Kepada mediantt.com, Rabu (21/9), Viktus Murin menilai, Partai Golkar saat ini menghadapi persoalan sangat serius dalam hal sistem  kaderisasi dan rekruitmen kepemimpinan politik dalam kontestasi pemilihan kepala daerah, diantaranya di Kabupaten Lembata, NTT.

“Ada problem serius dalam hal kaderisasi dan rekruitmen kepemimpinan politik di Golkar. Kesan saya, sedang terjadi anomali atau keanehan yang luar biasa. Tidak ada parameter subtantif dalam hal menilai keberhasilan dan integritas kader, sehingga kader Golkar yang telah teruji justru dapat tergusur atau terbuang akibat situasi pragmatis dan oligarkis,” tegas Viktus yang telah hampir 15 tahun berkecimpung di Partai Golkar semenjak purna dari Presidium GMNI pada 2002 silam.

Menurut Viktus, muncul kesan bahwa siapa saja bisa seenaknya masuk dan keluar dari Partai Golkar tanpa ada “saringan ideologis” sebagai pengaman seleksi kader. “Fenomena kutu loncat jadi seperti hal biasa di tubuh Golkar.  Siapa saja terkesan bisa meloncat masuk ke Golkar, lalu bisa secepat kilat muncul seolah-olah menjadi kader sejati Golkar. Padahal, kemunculan itu sangat mungkin terjadi akibat oleh penetrasi politik transaksional dan virus oligarkis. Situasi anomali seperti ini, menimbulkan goncangan terhadap akal sehat dan idealisme politik,” tegas Viktus.
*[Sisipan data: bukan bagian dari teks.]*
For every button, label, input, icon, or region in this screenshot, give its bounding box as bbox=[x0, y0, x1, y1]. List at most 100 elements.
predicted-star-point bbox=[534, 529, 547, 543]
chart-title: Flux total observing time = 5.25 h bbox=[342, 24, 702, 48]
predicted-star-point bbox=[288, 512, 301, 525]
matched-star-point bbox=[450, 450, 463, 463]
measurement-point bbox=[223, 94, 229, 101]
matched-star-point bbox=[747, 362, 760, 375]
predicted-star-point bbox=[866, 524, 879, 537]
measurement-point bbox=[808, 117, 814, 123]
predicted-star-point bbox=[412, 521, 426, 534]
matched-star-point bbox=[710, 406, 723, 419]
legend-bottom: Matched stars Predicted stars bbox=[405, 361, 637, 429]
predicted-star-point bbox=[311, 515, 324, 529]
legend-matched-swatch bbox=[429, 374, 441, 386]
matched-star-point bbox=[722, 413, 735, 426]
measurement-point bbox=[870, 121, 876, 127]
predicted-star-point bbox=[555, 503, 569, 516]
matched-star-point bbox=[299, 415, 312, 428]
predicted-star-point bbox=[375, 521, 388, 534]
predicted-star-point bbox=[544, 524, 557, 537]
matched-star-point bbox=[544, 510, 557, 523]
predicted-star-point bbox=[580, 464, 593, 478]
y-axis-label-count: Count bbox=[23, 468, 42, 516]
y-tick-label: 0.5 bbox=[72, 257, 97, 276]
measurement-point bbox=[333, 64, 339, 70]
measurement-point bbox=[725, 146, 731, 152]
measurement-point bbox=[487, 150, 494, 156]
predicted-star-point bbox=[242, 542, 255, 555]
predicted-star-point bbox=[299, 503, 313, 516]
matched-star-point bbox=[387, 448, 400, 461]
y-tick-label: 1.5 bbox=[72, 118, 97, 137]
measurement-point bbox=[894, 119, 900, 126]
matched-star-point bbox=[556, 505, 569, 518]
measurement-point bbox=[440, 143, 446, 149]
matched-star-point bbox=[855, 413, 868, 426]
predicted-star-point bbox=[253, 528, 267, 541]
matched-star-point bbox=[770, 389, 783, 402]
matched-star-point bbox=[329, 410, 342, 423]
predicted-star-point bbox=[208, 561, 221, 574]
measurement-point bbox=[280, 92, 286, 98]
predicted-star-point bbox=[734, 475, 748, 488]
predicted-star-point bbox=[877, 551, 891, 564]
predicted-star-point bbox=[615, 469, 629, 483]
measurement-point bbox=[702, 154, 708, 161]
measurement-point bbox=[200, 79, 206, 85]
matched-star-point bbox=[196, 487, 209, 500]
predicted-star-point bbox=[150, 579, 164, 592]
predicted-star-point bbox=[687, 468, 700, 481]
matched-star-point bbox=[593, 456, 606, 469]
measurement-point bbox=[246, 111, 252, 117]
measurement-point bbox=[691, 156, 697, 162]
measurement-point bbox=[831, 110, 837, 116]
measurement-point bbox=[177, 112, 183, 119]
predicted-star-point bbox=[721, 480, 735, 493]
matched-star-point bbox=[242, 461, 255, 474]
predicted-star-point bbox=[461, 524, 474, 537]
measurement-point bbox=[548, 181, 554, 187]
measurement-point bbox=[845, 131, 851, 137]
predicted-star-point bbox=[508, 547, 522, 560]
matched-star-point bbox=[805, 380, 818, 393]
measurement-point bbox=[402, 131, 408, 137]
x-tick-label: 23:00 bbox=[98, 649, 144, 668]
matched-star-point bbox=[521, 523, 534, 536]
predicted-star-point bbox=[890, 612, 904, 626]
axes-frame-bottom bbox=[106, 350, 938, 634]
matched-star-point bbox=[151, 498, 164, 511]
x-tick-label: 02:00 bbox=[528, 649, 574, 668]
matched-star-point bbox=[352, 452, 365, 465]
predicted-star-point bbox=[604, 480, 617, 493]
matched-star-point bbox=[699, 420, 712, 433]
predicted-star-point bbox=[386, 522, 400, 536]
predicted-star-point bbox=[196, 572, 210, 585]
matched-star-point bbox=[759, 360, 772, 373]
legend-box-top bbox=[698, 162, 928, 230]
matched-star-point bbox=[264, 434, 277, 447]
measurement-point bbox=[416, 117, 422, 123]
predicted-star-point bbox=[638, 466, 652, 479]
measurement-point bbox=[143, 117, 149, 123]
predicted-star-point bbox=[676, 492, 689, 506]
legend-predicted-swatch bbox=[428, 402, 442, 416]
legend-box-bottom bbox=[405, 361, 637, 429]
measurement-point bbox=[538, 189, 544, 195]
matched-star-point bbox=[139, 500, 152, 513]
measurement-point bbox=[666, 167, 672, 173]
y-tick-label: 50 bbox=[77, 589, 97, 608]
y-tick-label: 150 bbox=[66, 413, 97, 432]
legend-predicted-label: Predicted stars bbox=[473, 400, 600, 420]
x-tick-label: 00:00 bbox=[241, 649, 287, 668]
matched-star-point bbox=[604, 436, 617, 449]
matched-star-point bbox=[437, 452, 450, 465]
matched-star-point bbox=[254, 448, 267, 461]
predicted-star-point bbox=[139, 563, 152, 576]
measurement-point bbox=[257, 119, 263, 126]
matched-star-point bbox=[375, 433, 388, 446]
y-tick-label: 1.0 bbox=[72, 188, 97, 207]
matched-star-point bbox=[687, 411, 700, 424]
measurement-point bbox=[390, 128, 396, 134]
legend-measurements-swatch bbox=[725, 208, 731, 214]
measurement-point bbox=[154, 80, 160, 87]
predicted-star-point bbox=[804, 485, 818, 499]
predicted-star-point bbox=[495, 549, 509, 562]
Ketika dikonfirmasi perihal kabar pengunduran dirinya dari kepengurusan DPP Partai Golkar periode 2016-2019 hasil Munaslub Bali, Viktus membenarkan hal tersebut. Viktus mengakui, lantaran mengalami “pergumulan idealisme” dalam skala yang tinggi, maka dia secara pribadi telah mengundurkan diri, sekitar dua pekan usai pengumuman kepengurusan hasil Munaslub Golkar. Namun, dia membantah telah keluar dari dari Partai Golkar.

“Benar, saya sudah mengajukan pengunduran diri secara tertulis dari kepengurusan DPP.  Surat tersebut dialamatkan secara formal kepada Ketua Umum DPP Partai Golkar, dengan tanda tangan di atas meterai.  Tetapi, saya tidak mundur dari Golkar. Sampai hari ini saya masih memegang kartu anggota Golkar yang dikeluarkan pada era kepemimpinan Pak Aburizal Bakrie,” ujar Viktus, mantan Wartawan Pos Kupang dan Harian Berita Yudha,  yang pernah memimpin portal online (website) Partai Golkar pada era Ketua Umum Akbar Tanjung dan era Ketua Umum Jusuf Kalla.

Mengenai dampak goncangan politik terhadap kader-kader militan Golkar dan konstituen Golkar di daerah, Viktus meyakini bahwa kader-kader dan konstituen Golkar pasti memiliki “daya resistensi” atau daya tolak untuk menghadapi goncangan tersebut.

“Sungguh saya meyakini bahwa para kader dan konstituen Golkar di daerah mampu membedakan mana calon pemimpin yang dilahirkan sebagai kader sejati Golkar, dan mana kader abal-abal atau kader karbitan yang muncul seolah-olah sebagai kader terbaik, akibat situasi transaksional dan oligarkis,” ucap mantan Sekretaris GMNI Cabang Kupang yang mengemban amanah di kepengurusan pusat Presidium GMNI selama dua periode, yakni sebagai Ketua Komite Kaderisasi (1996-1999) dan sebagai Sekretaris Jenderal (1999-2002). (jdz)

Ket Foto : Viktus Murin (paling kiri) pose bersama koleganya di sela-sela Munaslub Partai Golkar di Bali, bulan Mei 2016 yang lalu.